4. Per il resto le rimanenti prospettazioni non possono essere condivise siccome rivolte ad ottenere la disapplicazioni di due circolari la n. 35 e la n. 37 del 2012 più volte richiamate dalle ricorrenti, laddove, varrà forse la pena di rammentare che il sindacato di legittimità del giudice amministrativo è rivolto proprio all’annullamento dell’atto amministrativo, in special modo se costituito da un provvedimento a carattere generale che riguarda istruzioni e chiarimenti che dovrebbero applicarsi ad una pluralità indistinta di soggetti.

E tale profilo esula dalla class action, come esula pure quello prospettato per quarto con il quale le ricorrenti mirano ad ottenere dal giudicante una pronuncia di accertamento del loro diritto a pensione in quanto in possesso dei requisiti per il regime sperimentale dell’Opzione Donna, profilo sul quale per altro essendo cessato il rapporto di lavoro delle interessate si palesa l’inammissibilità della censura per difetto di giurisdizione.

5. Non può darsi luogo alle pur richieste sanzioni previste dall’art. 4, comma 3 del d.lgs. n. 198 del 2009 quali l’invio agli organismi di regolazione e controllo del settore interessato, alla Commissione ed all’Organismo di cui alla legge n. 150 del 2009, alla procura regionale della Corte dei Conti per i casi in cui emergono ipotesi di danno all’erario per l’eventuale adozione dei provvedimenti di competenza, a causa del susseguirsi delle norme che hanno interessato il settore pensionistico finendo per coinvolgere anche il particolare regime sperimentale dell’Opzione Donna introdotto dall’art. 1, comma 9 della legge n. 243/2004, confermato dal d.l. n. 201/2011 cd. Decreto salva Italia a seguito del quale si è succeduta una non semplice sequenza di disposizioni normative pure sopra citate.
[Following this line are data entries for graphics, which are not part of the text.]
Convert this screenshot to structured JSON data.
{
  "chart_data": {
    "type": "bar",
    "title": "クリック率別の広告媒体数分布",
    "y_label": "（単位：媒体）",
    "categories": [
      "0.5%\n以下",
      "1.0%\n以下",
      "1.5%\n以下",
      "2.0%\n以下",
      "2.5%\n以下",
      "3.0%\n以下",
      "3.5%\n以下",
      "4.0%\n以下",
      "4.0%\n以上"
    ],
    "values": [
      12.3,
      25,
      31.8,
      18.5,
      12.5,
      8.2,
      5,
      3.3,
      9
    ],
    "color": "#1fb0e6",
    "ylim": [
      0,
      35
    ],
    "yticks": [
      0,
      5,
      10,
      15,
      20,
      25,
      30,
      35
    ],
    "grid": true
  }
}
Ciò fermo restando, il ricorso va accolto in parte con l’effetto che l’INPS dovrà adottare i necessari provvedimenti per fornire una risposta alle istanze delle interessate a mente della Carta di Servizi della quale lo stesso Istituto si è peraltro dotato.
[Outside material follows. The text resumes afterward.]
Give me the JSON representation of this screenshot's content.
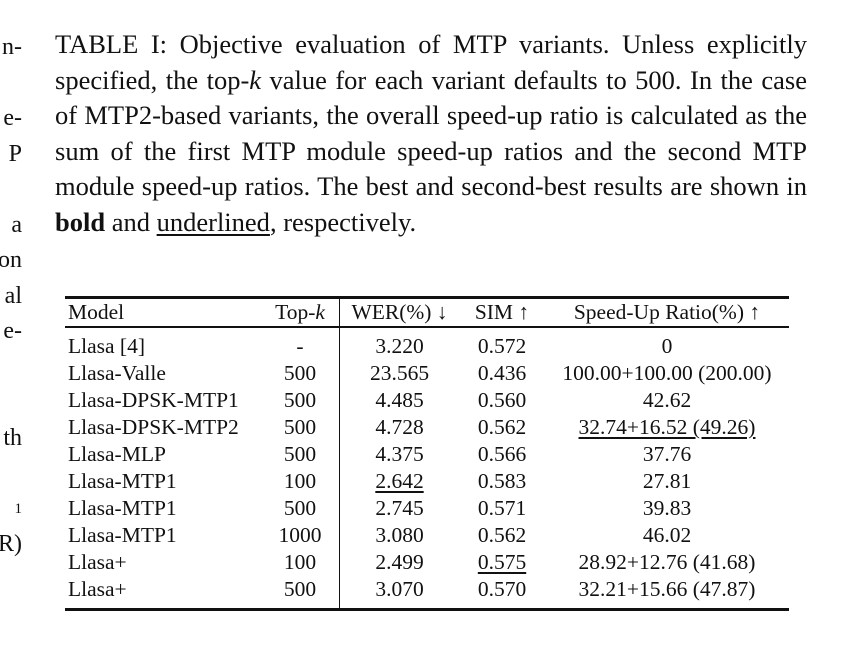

5. L’accoglimento solo parziale del ricorso consente di ritenere equi i motivi per la compensazione delle spese di giudizio tra le parti costituite.

 

P.Q.M.

 

Definitivamente pronunciando sul ricorso, come in epigrafe proposto, lo accoglie in parte e per l’effetto dispone come in motivazione indicato e per il resto lo respinge.

Spese compensate.

Ordina che la presente sentenza sia eseguita dall'autorità amministrativa.